Mgr Le Fer de la Motte fut évêque de Nantes de 1914 à 1935.

Notice du Chanoine ROUL , prêtre du diocèse de Nantes, parue le 15 décembre 1935 dans la Revue Internationale des Sociétés Secrètes de Mgr Jouin. Le Chanoine Roul est décédé en 1970, curé de Saint Similien à Nantes et il avait été secrétaire de Mgr Le Fer de la Motte, tous deux anciens élèves du Séminaire Français de Rome. Le Chanoine Roul était docteur en théologie et en philosophie.

Article du Chanoine ROUL :

« Son Excellence monseigneur Eugène-Louis-Marie Le Fer de la Motte offrait, il y a quelques semaines, en raison d’une santé très altérée, sa démission au Saint-Siège. Le Saint-Siège l’a acceptée, comme il le notifiait le 8 juillet aux Agences et, quelques jours plus tard au chapitre de la cathédrale de Nantes.

Monseigneur Le Fer de la Motte fut le dernier évêque créé par Pie X qui le préconisa au Consistoire du 16 mai 1914. C’est donc pendant 21 ans que le diocèse de Nantes l’a eu pour pasteur. Au cours de ces 21 ans sous son impulsion, une œuvre profonde, plus profonde que bruyante, s’est accomplie, qui mérite d’être évoquée ici. Monseigneur Le Fer de la Motte a été, dans la force du terme UN ÉVÊQUE.

Évêque, il l’était quand, aux jours solennels, dans le chœur grandiose de sa cathédrale, il officiait, lentement, pieusement et quand, au cours des tournées annuelles de confirmation et de visite pastorale sa haute stature, sa dignité, sa patience inaltérable, son affabilité qui n’oubliait personne, ravissaient les populations chrétiennes. Il est certain qu’il a porté très haut, dans son diocèse, le prestige de la dignité épiscopale. Évêque, il l’a été par l’action autant que par le prestige, et l’on retrouve en lui toutes les formes du zèle : zèle de la doctrine, zèle de la liberté de l’Église et zèle des âmes.

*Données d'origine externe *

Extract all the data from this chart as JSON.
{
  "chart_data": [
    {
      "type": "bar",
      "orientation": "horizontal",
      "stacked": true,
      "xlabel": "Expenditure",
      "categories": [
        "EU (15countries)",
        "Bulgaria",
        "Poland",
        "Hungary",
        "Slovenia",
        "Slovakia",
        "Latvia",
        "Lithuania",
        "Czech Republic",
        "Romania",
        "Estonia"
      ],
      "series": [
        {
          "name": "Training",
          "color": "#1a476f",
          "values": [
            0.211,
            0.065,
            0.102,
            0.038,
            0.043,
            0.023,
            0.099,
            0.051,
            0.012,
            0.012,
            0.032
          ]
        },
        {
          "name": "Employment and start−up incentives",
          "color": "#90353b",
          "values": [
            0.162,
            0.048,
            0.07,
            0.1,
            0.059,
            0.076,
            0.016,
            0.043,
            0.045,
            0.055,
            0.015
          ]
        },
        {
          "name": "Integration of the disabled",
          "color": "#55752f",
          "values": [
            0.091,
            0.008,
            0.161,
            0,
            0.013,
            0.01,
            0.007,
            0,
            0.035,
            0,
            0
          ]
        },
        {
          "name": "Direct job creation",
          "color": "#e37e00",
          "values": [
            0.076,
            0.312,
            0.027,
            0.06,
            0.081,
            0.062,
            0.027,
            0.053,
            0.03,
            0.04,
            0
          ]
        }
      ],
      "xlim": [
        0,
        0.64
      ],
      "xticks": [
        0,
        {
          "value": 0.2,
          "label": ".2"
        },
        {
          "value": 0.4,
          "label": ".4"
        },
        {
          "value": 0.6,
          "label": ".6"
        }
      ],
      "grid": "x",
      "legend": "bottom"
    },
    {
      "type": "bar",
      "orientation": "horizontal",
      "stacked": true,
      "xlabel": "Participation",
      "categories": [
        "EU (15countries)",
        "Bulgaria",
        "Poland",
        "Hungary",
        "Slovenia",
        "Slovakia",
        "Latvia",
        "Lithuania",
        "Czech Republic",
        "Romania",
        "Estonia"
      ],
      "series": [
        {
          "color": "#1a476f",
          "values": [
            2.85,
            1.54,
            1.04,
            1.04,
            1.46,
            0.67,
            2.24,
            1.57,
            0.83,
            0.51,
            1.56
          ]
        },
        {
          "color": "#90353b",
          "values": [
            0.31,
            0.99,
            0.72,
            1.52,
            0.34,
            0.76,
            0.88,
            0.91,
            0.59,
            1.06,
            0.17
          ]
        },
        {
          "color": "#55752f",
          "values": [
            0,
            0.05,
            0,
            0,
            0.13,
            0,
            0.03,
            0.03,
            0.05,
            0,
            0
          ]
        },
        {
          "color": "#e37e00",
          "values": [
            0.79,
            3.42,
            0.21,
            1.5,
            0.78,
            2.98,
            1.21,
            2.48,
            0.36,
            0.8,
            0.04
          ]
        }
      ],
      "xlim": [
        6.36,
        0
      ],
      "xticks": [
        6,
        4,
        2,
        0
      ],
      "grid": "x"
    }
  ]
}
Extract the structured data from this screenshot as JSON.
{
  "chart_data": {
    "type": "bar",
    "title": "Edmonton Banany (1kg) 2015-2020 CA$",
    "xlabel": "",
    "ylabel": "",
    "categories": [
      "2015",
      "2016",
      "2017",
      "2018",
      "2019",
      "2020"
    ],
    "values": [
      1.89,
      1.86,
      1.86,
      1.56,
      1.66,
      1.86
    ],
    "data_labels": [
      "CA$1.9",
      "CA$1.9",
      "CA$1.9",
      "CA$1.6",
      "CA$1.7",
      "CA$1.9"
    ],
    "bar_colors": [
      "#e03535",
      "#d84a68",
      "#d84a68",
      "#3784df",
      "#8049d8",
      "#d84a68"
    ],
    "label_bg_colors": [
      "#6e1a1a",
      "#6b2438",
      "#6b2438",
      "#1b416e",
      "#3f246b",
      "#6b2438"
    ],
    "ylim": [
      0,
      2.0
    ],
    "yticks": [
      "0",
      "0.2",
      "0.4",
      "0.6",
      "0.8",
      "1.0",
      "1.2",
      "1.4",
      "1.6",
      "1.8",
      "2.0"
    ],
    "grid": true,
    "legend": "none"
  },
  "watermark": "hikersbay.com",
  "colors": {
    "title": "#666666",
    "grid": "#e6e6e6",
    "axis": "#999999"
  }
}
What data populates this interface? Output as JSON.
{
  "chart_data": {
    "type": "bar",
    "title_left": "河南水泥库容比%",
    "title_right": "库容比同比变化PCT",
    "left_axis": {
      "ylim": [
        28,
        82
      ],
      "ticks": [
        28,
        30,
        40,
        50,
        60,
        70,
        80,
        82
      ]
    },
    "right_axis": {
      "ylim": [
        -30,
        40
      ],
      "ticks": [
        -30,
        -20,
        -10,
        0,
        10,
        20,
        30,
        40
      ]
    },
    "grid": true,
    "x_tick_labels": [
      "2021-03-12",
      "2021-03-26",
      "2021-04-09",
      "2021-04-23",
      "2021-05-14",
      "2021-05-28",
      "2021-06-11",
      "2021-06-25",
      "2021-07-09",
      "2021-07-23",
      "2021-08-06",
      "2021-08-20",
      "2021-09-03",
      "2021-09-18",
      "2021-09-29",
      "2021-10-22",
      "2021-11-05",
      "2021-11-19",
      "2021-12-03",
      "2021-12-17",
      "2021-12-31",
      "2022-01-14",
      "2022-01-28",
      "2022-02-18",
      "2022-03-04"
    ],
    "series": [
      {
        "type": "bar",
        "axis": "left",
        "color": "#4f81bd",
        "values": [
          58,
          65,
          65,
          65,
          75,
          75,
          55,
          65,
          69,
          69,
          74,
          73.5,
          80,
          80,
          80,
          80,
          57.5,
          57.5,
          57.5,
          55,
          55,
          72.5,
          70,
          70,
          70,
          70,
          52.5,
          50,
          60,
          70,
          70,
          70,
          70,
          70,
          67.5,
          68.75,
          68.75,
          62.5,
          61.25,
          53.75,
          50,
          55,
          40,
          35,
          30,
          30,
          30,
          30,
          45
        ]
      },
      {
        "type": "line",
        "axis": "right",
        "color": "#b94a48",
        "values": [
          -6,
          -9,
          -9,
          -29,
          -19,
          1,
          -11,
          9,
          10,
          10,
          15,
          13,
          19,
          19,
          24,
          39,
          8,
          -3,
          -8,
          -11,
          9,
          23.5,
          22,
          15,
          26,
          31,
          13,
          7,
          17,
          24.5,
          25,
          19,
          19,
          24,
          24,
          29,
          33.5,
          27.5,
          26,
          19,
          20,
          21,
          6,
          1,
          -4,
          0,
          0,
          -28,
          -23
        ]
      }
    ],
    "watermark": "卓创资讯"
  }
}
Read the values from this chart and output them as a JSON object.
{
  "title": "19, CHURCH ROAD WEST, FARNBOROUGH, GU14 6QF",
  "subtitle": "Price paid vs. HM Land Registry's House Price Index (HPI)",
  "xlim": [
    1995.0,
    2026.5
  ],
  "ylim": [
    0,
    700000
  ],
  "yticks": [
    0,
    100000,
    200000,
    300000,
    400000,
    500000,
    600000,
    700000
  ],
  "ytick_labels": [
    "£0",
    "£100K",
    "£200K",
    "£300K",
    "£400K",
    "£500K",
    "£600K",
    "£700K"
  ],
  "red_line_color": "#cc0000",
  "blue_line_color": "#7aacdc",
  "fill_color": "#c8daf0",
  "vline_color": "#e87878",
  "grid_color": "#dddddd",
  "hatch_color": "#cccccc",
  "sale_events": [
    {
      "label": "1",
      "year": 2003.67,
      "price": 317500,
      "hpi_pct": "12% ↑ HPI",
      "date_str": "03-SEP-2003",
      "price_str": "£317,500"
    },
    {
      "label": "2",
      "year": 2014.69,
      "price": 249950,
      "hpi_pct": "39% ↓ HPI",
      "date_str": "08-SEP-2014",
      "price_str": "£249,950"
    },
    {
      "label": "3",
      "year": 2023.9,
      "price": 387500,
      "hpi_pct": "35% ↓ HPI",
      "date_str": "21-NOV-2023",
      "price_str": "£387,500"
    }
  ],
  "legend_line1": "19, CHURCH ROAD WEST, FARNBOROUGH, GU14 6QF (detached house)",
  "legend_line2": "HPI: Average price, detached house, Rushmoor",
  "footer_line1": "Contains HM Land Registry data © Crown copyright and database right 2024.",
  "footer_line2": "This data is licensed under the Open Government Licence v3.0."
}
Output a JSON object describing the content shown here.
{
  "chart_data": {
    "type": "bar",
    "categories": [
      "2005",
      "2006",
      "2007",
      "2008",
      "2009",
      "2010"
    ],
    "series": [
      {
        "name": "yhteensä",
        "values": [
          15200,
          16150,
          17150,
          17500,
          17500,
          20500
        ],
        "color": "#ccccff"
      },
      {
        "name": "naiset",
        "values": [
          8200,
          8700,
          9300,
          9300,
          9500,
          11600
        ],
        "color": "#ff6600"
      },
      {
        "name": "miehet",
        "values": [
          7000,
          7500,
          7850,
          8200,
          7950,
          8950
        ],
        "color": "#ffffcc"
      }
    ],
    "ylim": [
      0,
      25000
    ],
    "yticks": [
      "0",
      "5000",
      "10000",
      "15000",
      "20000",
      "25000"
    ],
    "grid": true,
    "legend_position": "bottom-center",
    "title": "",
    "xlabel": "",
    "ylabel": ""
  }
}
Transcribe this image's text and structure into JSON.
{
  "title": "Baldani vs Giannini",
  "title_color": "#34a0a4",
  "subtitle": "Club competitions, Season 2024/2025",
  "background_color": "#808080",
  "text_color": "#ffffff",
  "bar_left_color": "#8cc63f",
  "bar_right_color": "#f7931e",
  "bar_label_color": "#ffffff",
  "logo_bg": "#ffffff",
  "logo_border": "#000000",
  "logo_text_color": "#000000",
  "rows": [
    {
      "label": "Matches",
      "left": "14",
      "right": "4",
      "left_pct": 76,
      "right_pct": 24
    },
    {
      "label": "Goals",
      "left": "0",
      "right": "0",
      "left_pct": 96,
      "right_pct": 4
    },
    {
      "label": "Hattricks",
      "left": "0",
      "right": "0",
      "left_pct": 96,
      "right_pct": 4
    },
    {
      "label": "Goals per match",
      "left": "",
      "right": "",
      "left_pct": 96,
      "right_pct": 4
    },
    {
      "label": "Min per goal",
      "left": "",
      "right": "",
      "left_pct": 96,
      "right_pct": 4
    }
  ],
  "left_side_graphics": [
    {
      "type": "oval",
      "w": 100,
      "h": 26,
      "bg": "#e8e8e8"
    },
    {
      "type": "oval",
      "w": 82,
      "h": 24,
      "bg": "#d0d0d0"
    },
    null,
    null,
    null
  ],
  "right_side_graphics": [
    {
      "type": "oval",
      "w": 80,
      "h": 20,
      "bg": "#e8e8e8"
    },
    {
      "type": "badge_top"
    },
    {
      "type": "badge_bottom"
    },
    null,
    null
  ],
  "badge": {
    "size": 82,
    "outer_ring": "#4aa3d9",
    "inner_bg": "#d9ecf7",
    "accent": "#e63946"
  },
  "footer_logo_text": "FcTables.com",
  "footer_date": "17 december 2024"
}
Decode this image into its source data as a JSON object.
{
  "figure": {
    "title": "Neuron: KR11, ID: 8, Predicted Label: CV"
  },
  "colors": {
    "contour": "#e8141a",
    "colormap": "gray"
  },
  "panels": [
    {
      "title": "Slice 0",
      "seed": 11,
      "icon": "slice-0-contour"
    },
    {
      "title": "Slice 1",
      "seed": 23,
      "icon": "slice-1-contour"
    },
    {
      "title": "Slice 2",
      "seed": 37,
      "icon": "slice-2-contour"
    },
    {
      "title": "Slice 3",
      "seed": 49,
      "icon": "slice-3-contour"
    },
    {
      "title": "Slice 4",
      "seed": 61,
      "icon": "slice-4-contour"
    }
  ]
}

Esprit très lucide, très assimilateur, aidé d’une mémoire à certains égards prodigieuse, il était curieux de tout et l’on peut dire que rien ne lui fut étranger. Il pouvait, avec un professeur de rhétorique, disserter sur les classiques grecs, en citer au pied levé de longs passages, tout comme, avec un avocat, discuter les points les plus spéciaux du droit civil…

Mais ce qui frappait, en ses allocutions et ses lettres pastorales, plus que l’originalité et l’ampleur de la pensée, c’en était la précision et la solidité. Au Séminaire Français de Rome et à l’Université Grégorienne, il avait puisé, avec une philosophie et une théologie nullement aventureuses, le culte de la doctrine sûre et authentique, le goût et l’habitude du mot juste, l’horreur de toute équivoque, tant dans l’esprit que dans le langage.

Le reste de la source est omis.